Jeremy’s advice is to get your cat used to their carrier well in advance of any journeys. ‘The key is preparation rather than reaction,’ he says. ‘Try to keep every aspect of your cat’s journey as familiar as possible. Our cat carrier is never shut away and, because it’s always filled with Humphrey’s usual bedding, toys and occasional treats, he sees it as an extension of his environment.’
For longer trips, Jeremy recommends experimenting with your carrier’s placement and position. For example, nervous cats may respond well to having a towel placed over their carrier, while others may prefer to see out. Having access to fresh water right up until the start of a big journey is also important. And Jeremy suggests feeding your cat a light, high protein meal, like boiled chicken or fish, three to four hours before you set off.
‘I also use a calming pheromone spray for Humphrey, as this has been proven to help cats feel more relaxed in potentially stressful situations,’ adds Jeremy.
‘Create a safe space on the trip, and at your destination’
‘It’s never a good idea to take your cat on unnecessary journeys, but some trips are unavoidable,’ says Inga MacKellar, a clinical animal behaviourist. When she moved from East Sussex to Wales a few years ago, she had to take her two eight-year-old cats, Lloyd and Joe, on the five-hour drive to her new home.

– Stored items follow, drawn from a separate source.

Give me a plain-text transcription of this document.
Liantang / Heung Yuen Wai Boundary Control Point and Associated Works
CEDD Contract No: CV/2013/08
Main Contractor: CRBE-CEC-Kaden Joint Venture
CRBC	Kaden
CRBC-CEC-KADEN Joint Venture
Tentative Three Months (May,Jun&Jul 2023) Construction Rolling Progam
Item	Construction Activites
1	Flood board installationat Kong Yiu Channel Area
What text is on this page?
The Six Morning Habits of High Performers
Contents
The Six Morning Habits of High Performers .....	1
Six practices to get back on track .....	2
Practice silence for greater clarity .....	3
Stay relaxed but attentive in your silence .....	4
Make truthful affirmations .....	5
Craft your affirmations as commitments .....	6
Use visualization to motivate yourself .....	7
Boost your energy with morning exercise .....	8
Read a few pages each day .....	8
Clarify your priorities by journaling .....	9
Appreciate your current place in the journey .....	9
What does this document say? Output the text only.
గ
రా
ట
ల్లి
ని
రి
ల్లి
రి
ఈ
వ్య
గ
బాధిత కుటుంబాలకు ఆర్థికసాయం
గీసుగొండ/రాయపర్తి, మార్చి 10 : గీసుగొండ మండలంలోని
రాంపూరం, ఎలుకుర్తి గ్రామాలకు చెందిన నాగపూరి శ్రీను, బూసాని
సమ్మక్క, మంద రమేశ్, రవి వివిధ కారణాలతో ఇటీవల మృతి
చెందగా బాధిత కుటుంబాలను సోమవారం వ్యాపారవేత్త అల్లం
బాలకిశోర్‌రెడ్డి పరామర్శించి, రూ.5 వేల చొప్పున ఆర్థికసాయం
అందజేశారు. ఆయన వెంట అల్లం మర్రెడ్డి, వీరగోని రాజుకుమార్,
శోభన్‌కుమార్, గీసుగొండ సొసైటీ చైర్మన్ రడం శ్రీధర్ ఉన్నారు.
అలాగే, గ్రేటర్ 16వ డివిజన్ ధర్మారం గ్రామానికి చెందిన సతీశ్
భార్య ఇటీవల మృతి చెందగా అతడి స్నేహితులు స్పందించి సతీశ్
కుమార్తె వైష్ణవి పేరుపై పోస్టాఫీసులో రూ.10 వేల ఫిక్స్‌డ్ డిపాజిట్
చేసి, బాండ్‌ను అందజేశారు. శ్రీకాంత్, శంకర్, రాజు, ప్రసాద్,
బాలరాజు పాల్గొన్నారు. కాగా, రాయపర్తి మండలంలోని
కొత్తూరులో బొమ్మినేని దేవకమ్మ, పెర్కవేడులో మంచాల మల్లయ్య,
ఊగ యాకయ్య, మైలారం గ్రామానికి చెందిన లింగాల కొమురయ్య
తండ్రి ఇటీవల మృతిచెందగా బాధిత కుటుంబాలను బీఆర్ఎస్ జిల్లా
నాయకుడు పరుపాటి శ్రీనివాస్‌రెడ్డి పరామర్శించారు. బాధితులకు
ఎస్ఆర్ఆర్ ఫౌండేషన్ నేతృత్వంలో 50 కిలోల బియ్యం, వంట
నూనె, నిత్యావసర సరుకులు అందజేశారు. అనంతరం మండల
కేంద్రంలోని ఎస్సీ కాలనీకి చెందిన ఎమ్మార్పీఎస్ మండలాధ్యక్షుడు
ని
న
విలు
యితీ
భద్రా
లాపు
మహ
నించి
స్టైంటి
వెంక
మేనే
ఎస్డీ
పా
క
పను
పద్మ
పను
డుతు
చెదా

To help the trip go smoothly, she invested in a large, well ventilated dog crate. It had room for the cats to move around in, as well as enough space for a litter tray and a small cardboard box to hide in. She also attached a water bowl to the crate’s bars to avoid any spillages.
‘I put Joe and Lloyd’s unwashed cat beds inside, as being surrounded by a familiar scent is extremely important to cats and can help them feel safer,’ Inga explains. ‘And sudden light changes from sunshine and shadows can be frightening for them, so I used a quilt to shield the crate.’
Once they’d arrived at their destination, Inga kitted out a room just for the cats, stocking it with their old scratching post, blankets, beds, toys, litter trays and food and water bowls. She also plugged in a pheromone diffuser, put a radio on to muffle any loud noises and made sure that there were enough safe spots for them to hide if needed. ‘I kept them in this room for a few days, sitting with them frequently, until the removal men had delivered all the furniture,’ she recalls. ‘But I let them out of the room at night so they could explore when it was quiet. When all the furniture was in place, their door was kept open and they could retreat back to their safe space if they became spooked.’